Operation Manual
8 Papier en ander afdrukmateriaal
132 Xerox CopyCentre/WorkCentre 118 Handleiding voor de gebruiker
Lade 5 (handmatige invoer)
In lade 5 (handmatige invoer) kunt u verschillende papierformaten en -soorten
gebruiken. Lade 5 (handmatige invoer) bevindt zich aan de linkerzijde van het
apparaat. Voor grotere papierformaten is een ladeverlenging bijgevoegd. Als papier in
lade 5 (handmatige invoer) is geplaatst, wordt het scherm geopend waarop u het
papierformaat en de soort kunt selecteren. Geef het papierformaat en de papiersoort
op die overeenkomt met het papier dat in de lade is geplaatst. Indien deze niet met
elkaar overeenkomen, moet er opnieuw worden geprogrammeerd. Zie Scherm
[Papierformaat] in het hoofdstuk Kopiëren op pagina 60 voor meer informatie over het
programmeren van lade 5 (handmatige invoer).

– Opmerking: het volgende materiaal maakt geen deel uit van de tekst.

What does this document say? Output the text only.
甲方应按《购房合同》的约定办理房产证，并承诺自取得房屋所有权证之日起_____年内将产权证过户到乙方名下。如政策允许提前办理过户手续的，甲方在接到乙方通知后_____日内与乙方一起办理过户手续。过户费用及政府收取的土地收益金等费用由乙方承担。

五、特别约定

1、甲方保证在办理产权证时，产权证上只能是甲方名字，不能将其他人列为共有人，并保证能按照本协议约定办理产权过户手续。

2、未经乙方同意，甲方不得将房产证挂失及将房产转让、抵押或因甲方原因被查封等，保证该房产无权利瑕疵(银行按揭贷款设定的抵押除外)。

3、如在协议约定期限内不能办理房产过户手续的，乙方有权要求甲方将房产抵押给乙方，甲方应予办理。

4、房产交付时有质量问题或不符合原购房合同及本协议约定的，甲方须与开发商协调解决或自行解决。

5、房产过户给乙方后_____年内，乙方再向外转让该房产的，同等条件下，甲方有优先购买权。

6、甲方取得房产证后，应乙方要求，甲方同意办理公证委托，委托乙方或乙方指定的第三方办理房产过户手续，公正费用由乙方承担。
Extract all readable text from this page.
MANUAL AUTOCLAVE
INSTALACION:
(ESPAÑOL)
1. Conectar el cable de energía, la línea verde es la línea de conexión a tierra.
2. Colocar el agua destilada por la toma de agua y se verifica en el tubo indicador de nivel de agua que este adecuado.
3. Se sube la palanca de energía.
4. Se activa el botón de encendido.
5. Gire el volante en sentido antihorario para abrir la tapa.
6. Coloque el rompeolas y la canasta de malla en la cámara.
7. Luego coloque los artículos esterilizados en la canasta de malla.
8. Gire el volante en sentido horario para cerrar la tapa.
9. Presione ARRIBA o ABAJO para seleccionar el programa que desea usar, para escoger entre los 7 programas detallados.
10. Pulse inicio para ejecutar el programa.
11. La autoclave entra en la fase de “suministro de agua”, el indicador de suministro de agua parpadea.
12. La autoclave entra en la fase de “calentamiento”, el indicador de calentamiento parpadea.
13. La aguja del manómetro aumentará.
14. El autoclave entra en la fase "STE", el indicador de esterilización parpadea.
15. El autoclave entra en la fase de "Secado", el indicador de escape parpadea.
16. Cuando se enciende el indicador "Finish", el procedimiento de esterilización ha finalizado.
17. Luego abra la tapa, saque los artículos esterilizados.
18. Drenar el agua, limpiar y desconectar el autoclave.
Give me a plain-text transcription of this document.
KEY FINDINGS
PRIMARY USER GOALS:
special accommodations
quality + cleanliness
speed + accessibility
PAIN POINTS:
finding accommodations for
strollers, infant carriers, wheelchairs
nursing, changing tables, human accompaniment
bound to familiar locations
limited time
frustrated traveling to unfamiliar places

OPMERKING: Voorkom onnodige fuser- en papierstoringen door het
geprogrammeerde papierformaat en de papiersoort af te stemmen op het geplaatste
afdrukmateriaal.
1. Plaats het papier netjes in lade 5
(handmatige invoer) en controleer of de
papierstapel in het midden van de lade
ligt met de afdrukzijde naar beneden. In
lade 5 (handmatige invoer) kan een
stapel van 10 mm worden geplaatst.
OPMERKING: Maak de papierstapel niet
hoger dan de maximumvullijn.
OPMERKING: Plaats bij het enkelzijdig/
tweezijdig kopiëren op geperforeerd papier het papier zodanig dat de niet-
geperforeerde zijde van het papier het eerst wordt ingevoerd. Als u het papier zodanig
zou plaatsen dat de geperforeerde zijde het eerst wordt ingevoerd, kan dit een
papierstoring veroorzaken.
OPMERKING: Wanneer u kopieën of
afdrukken maakt op dik papier en het papier
niet in het apparaat wordt gevoerd, maakt u
een krulling in de invoerrand van het papier,
zoals aangegeven in de afbeelding rechts.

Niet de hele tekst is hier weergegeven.